When he had Wray as a guest at the Forum, he programmed Eric von Stroheim’s 1928 The Wedding March, starring the then 20-year-old actress and followed that up with a clip of her in a 1923 Charley Chase silent comedy. Somebody took a film of her watching it and asking, "Is that me?" She was great!"
Then there were the famous and the not-so-famous, the very nice ones and the not-so-nice he recalled with the zest of an inveterate movie fan. As a teenanger, he had fun masquerading as Groucho Marx. At 20, he hoped up on the stage where Fred Astaire was being interviewed by Dick Cavett and blurted out his admiration, recalling also a ride in the elevator with the dancer and his sister Adele. "He was very nice." And after he couldn’t get a ticket for a Charlie Chaplin event, he waited for him in the garage at Lincoln Center. When he arrived—wow! "It was like seeing Christ for crying out loud!"
As a rule, he didn’t like dealing with some "big, big stars because you have to get the limousine for them and they have a different sense of themselves." The worst ones were Tony Curtis, Danny Kaye and Lauren Bacall. His favorites were the musical comedy team of Bette Comden and Adolph Green.

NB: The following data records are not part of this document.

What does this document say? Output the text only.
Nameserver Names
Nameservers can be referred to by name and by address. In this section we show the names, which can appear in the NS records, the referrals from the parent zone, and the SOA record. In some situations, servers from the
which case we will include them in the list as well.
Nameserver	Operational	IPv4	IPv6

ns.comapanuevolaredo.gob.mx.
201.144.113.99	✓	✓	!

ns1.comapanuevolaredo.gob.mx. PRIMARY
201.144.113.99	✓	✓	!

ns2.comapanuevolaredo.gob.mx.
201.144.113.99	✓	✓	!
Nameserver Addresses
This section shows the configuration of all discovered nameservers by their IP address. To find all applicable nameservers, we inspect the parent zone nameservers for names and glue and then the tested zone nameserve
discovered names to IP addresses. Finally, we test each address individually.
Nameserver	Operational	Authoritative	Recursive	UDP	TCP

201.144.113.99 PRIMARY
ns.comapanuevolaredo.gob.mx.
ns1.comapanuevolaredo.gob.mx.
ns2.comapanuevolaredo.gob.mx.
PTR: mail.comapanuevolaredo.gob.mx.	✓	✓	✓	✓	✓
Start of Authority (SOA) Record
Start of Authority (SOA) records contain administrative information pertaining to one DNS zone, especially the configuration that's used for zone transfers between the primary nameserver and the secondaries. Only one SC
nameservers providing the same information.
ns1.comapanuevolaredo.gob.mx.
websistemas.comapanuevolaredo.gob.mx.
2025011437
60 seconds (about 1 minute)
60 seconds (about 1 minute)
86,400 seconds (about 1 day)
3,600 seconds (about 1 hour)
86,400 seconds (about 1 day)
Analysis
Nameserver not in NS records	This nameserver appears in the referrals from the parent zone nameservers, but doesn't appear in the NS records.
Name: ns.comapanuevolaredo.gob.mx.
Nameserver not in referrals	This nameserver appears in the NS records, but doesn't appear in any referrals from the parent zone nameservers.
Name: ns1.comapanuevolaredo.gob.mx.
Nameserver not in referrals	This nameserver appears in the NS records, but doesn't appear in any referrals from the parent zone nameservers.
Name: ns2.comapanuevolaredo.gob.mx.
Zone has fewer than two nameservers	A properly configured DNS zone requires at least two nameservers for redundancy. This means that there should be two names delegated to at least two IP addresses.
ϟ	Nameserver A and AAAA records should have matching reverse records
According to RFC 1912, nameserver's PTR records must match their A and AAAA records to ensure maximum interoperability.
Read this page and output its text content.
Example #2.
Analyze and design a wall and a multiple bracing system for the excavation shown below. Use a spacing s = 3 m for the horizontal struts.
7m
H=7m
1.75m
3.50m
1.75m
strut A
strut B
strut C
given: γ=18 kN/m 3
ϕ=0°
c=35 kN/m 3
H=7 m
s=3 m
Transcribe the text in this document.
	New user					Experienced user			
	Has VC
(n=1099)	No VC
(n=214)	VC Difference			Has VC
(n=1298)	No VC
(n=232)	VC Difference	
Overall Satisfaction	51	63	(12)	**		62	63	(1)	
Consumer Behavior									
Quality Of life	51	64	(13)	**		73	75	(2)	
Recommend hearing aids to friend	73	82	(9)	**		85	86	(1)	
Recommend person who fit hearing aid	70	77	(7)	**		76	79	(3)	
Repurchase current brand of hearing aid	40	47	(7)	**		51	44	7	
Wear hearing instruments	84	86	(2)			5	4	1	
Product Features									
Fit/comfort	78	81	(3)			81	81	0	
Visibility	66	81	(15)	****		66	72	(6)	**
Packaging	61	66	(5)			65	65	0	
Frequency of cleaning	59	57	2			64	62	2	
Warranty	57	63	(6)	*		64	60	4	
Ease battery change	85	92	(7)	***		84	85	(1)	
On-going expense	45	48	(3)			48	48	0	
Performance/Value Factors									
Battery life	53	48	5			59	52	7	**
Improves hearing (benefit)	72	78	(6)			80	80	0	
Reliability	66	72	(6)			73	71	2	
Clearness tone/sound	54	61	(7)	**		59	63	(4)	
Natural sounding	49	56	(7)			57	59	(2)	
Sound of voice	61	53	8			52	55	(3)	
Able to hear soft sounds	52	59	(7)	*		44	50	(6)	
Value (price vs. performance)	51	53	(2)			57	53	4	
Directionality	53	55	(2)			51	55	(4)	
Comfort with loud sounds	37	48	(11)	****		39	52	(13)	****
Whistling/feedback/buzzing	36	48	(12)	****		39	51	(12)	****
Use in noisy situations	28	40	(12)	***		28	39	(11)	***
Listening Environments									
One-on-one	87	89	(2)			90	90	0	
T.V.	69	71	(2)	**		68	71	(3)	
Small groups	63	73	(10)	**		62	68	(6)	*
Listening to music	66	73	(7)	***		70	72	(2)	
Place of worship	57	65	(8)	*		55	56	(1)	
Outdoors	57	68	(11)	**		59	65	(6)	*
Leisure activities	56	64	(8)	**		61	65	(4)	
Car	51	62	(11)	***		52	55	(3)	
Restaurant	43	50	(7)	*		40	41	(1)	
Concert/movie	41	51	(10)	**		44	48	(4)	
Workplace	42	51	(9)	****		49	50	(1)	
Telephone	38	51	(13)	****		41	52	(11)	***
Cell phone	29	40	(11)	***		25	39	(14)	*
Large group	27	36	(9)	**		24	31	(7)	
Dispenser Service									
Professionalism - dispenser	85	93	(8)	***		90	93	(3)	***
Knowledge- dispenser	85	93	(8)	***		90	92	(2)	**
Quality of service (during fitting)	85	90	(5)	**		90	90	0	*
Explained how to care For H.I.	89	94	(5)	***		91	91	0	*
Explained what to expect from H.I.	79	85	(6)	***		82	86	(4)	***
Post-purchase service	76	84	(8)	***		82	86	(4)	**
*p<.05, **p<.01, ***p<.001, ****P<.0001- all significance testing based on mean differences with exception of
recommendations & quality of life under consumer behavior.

"They were good friends and Adolph would call me up just to chat about silent movies. Every so often they’d call me up and say, ‘We’re thinking of writing a musical based on The Scoundrel. Can you find us a copy of the movie?’" It was written by Ben Hecht and Charles MacArthur, but it starred Noel Coward. Produced in 1935, it was hard to find, but Goldstein checked out his collector friends and found it. A film print is much harder to find than a video copy, he noted.
It took him a year to organize a complete Tutte Fellini retrospective in Rome and the great man was going to be there but the weekend it opened he died. "But what a better tribute that turned out to be!"
The hardest film print Goldstein ever had to unearth was for a Billy Wilder retrospective on the occasion of his 85th birthday. "I called it ’85 years of an Infant Terrible.’" Wilder had co-directed a film in France in 1933, Mauvaise Graine (The Bad Seed), which starred Danielle Darrieux when she was only 16. "So I had to find it. I discovered a collector in Los Angeles who had it, but he was completely insane. A lot of collectors are insane. No, I’m not a collector and I’m happy that way."
What made him really happy in his 20s was seeing San Francisco for the first time. "It’s like Utopia. [For] a movie buff, it was paradise. And then there was the Castro—a movie palace!—being used as a repertory theater! It was like I thought I’d died and went to heaven."
But there he was in 1991 producing a show at the Castro, featuring Buster Keaton’s The Cameraman with music supplied by Vince Giordano’s Nighthawks. That just happened to give Goldstein a "sideline as a crooner." Now Giordano has a regular weekly gig at the Hotel Edison in New York and normally calls on Goldstein to sing a song or two.
"Two times in a row I was there with Michael Feinstein in the audience," he says with a rare touch of irritation, "and in the midst of my singing, he’s leaning over to the person next to him and whispering in his ear. It bugged the hell out of me. What the heck is he saying about my singing? It’s been bugging me ever since!"